May 19 2014
Methamphetamine (commonly known as ‘P’ or ‘meth’) contamination is an increasing problem in New Zealand properties. The by-products of P-use and manufacture are extremely dangerous. P-labs are moved around to avoid detection and are often found in isolated locations. Farm houses and rental properties are attractive targets. It’s not just the P-labs that cause contamination; using P in the house also contaminates the entire house. Decontamination is strictly a job for the professionals.
Under the Residential Tenancies Act 1986, a landlord must ensure that a tenanted property has been decontaminated and is safe to live in. A landlord is not obliged, however, to disclose to tenants that the house has previously been used for the manufacturer of P or has been contaminated by P. If asked, however, a landlord must answer any contamination queries truthfully.
When selling, real estate agents must disclose outstanding statutory notices in respect of property. If the standard Agreement for Sale and Purchase is used, the vendor must also disclose these notices.
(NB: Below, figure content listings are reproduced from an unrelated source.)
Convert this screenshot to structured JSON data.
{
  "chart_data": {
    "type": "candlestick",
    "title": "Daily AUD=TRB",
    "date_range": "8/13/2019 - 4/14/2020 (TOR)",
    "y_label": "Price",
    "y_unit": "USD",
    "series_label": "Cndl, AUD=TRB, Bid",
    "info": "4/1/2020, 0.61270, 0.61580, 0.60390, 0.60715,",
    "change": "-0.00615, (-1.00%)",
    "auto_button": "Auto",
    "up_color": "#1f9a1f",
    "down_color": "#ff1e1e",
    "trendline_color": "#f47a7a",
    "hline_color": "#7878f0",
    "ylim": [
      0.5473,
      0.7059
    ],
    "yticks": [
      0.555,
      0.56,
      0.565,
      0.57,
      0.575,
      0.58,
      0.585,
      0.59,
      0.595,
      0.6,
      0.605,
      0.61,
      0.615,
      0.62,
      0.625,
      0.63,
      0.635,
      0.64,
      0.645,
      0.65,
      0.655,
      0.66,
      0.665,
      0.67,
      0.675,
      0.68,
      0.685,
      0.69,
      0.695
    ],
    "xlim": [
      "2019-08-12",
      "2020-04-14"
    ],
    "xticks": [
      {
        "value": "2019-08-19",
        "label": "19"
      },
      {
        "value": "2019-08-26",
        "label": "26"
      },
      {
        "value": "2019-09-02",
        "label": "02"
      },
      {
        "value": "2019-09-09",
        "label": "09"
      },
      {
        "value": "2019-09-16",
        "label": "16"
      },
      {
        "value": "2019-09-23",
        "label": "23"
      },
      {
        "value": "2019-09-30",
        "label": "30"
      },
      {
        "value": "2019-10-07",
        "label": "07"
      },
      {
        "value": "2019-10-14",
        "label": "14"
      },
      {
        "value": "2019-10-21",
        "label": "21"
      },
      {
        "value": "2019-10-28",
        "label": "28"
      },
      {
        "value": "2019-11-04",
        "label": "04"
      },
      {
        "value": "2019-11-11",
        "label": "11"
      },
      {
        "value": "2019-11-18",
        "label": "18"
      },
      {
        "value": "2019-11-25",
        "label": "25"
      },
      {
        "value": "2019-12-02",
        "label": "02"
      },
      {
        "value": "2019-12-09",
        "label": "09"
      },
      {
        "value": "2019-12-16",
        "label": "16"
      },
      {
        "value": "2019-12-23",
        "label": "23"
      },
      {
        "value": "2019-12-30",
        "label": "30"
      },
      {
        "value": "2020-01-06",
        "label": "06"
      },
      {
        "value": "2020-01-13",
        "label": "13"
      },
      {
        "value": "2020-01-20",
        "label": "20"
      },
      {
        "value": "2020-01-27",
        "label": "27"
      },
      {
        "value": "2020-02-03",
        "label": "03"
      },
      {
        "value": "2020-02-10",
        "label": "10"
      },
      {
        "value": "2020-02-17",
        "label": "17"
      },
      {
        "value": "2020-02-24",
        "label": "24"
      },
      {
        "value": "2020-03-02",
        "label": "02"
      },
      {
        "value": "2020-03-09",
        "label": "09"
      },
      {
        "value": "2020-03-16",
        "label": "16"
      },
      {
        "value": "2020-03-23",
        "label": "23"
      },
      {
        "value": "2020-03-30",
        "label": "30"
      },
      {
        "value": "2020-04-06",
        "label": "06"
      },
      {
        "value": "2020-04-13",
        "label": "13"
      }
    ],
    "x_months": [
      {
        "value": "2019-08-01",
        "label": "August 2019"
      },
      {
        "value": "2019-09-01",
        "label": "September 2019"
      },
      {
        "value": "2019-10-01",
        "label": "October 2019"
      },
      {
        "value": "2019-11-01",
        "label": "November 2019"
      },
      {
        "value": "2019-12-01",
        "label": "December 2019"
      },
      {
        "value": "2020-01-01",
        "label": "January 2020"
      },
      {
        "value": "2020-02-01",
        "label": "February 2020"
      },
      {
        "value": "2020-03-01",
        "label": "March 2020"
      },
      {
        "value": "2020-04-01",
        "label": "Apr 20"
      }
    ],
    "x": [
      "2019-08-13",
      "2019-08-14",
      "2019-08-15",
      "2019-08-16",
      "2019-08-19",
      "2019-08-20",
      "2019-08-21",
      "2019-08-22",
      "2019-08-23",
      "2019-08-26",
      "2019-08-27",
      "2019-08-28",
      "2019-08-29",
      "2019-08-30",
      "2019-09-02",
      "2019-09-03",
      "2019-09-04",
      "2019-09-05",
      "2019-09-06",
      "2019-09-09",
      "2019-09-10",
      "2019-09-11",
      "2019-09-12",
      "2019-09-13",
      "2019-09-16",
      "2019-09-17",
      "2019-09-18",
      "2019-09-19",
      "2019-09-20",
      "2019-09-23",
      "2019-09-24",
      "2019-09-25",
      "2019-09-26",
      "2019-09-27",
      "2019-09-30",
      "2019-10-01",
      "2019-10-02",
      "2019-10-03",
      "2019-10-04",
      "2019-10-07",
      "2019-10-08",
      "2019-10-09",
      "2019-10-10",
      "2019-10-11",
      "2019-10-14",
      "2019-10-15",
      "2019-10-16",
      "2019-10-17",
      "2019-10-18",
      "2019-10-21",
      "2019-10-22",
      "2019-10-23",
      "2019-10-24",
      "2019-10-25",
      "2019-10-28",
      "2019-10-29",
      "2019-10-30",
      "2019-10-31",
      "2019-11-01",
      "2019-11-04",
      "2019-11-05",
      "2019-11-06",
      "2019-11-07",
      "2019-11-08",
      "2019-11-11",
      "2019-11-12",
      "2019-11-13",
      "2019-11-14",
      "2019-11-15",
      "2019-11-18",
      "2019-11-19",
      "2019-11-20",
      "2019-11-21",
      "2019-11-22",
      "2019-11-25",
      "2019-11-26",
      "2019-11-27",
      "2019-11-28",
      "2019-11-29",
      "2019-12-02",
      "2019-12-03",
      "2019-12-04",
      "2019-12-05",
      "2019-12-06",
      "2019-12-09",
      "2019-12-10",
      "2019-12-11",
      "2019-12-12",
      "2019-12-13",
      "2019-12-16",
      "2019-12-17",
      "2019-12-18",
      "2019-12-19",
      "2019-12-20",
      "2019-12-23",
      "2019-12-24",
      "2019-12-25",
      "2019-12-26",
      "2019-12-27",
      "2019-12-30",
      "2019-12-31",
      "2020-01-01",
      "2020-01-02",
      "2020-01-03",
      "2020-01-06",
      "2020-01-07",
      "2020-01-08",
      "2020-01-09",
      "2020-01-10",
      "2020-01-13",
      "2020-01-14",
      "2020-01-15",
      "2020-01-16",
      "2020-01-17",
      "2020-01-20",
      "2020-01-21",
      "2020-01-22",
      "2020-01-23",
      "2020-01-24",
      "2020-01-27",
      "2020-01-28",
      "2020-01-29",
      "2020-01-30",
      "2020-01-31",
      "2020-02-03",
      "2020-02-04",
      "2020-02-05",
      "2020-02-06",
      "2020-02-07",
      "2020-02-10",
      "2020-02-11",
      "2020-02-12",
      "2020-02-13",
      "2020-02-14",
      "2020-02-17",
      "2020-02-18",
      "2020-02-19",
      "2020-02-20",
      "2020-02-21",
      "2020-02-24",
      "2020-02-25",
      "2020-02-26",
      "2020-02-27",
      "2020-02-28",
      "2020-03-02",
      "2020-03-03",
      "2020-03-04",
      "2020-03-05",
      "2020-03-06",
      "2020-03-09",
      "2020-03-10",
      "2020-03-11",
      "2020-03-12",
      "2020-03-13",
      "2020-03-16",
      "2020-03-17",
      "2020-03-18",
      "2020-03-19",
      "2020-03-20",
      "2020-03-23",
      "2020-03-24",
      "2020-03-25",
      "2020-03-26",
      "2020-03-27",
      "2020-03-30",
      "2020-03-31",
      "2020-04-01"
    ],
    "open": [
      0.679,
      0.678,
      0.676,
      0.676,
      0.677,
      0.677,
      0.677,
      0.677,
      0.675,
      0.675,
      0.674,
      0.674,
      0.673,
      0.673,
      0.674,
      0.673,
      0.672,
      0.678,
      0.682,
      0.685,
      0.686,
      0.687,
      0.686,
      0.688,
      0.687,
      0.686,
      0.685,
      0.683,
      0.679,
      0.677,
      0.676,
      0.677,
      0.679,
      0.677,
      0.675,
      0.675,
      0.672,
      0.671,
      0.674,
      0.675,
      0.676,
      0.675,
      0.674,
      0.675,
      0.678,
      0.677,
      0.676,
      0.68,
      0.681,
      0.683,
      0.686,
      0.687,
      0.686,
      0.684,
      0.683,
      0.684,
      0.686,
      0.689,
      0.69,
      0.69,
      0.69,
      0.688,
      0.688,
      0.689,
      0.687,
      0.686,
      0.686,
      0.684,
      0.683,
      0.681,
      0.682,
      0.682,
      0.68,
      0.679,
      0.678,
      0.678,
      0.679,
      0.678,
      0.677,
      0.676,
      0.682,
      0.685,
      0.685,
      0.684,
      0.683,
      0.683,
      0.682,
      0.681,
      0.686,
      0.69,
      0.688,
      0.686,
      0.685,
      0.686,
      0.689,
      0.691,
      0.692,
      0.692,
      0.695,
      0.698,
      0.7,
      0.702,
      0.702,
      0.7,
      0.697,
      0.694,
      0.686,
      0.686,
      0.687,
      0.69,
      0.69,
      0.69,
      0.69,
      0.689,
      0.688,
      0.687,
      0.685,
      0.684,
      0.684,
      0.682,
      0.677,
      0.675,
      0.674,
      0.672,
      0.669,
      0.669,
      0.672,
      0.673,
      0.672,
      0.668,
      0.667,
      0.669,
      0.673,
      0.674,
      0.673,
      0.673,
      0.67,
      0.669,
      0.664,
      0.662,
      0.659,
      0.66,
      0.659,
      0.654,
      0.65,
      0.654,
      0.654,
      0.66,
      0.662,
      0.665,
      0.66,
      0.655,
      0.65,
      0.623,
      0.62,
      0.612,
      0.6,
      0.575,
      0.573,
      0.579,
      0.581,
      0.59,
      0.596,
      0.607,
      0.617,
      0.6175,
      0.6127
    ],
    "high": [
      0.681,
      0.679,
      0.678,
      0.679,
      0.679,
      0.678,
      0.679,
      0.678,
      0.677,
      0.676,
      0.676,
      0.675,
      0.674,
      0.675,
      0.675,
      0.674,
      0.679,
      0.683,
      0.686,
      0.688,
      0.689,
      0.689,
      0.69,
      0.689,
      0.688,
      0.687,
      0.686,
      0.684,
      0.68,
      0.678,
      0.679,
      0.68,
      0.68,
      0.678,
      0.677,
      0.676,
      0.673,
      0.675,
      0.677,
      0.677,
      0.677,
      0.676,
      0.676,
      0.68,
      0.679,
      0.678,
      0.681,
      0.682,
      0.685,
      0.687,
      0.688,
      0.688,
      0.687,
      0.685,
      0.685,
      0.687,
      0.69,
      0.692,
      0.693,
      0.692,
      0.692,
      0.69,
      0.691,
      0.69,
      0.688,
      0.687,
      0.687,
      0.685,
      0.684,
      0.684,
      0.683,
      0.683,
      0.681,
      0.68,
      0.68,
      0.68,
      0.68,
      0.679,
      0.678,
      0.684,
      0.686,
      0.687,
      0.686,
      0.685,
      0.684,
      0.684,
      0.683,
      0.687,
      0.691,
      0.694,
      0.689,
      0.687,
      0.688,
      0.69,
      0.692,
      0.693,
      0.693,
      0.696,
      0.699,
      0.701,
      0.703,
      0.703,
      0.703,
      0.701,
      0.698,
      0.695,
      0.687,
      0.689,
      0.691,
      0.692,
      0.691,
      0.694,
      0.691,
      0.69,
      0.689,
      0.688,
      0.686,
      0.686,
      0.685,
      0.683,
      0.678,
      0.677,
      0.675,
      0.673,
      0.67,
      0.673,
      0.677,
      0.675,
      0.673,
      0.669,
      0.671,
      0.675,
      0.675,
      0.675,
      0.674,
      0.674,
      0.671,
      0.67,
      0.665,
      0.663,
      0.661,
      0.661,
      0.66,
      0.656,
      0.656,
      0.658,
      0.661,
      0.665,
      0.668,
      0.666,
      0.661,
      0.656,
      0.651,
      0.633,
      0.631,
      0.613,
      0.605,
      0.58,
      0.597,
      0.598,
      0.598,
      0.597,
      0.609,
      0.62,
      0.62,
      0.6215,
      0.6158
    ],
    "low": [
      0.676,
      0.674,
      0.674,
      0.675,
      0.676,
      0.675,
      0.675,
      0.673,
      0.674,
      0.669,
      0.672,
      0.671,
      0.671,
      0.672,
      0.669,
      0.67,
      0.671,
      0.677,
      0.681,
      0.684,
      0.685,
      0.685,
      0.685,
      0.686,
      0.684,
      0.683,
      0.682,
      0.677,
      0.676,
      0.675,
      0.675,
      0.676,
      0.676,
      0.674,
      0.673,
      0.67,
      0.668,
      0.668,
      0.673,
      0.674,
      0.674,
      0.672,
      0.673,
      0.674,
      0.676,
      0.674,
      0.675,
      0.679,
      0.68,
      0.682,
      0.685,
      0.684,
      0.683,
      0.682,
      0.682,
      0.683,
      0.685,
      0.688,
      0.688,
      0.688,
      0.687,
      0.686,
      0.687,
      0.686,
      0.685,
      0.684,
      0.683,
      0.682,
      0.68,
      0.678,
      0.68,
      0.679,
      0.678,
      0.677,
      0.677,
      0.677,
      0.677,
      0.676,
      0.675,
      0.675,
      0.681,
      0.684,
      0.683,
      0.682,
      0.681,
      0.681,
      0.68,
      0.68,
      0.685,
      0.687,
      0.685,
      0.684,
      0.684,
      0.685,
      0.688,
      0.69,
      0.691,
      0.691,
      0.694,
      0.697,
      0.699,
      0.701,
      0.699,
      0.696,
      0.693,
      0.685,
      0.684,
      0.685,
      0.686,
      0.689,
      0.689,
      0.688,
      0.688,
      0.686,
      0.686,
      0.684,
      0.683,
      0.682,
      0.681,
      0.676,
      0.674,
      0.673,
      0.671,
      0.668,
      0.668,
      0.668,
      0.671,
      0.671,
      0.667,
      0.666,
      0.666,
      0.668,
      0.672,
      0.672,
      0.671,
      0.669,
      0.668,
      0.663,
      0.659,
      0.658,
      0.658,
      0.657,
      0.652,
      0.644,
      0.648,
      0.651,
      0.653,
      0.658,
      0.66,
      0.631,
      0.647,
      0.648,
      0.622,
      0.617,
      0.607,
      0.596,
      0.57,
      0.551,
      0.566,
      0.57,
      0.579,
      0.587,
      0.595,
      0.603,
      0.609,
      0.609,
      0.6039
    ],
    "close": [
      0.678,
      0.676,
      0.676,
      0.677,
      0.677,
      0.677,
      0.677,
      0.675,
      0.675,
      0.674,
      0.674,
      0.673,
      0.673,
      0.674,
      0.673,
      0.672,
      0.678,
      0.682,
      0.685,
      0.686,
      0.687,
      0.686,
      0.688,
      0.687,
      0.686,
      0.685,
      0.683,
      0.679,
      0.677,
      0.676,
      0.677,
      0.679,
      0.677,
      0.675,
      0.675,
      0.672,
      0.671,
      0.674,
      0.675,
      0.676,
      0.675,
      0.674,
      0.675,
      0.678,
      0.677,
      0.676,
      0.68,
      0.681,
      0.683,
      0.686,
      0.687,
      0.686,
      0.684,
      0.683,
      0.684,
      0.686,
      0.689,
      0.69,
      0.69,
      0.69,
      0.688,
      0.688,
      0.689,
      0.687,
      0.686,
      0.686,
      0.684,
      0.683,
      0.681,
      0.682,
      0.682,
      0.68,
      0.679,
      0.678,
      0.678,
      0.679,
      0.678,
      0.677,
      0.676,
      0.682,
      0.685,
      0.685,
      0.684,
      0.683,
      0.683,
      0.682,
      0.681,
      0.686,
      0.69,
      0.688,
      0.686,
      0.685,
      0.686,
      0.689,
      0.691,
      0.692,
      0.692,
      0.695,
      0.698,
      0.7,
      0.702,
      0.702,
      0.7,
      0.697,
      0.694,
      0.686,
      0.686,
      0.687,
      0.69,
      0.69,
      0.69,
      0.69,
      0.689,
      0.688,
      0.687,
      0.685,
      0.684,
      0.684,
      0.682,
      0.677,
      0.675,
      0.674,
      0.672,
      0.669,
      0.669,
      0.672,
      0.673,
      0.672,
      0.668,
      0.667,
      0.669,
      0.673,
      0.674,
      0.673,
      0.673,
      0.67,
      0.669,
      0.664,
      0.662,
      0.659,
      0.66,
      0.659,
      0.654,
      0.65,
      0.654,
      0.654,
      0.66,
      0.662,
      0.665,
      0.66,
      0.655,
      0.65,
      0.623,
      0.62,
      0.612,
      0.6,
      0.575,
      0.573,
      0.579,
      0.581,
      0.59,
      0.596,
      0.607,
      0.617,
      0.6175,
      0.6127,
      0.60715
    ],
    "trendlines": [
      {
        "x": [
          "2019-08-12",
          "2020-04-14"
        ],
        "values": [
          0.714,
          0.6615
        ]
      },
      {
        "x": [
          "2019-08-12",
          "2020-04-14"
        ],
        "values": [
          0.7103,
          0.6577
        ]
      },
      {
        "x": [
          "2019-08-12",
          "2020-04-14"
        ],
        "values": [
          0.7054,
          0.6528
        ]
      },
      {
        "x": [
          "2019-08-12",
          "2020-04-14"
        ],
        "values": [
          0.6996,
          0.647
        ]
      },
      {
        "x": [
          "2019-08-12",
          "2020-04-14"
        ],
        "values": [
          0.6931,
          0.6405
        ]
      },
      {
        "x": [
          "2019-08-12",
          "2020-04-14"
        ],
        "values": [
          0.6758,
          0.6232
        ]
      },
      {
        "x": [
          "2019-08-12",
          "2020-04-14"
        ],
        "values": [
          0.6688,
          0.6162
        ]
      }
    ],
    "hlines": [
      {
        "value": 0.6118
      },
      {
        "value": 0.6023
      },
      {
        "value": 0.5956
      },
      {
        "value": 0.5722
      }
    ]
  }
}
If the real estate agent or the vendor knowingly exposes the public to danger, for example, by conducting an open home at the property, they could be criminally liable. The real estate agent could also be guilty of unsatisfactory conduct under the Real Estate Agents Act 2008.
Owners of rental properties should be vigilant and proactive when it comes to P detection. They should carefully screen prospective tenants, undertake regular inspections and consider installing an alarm system to detect the manufacture of P at the property.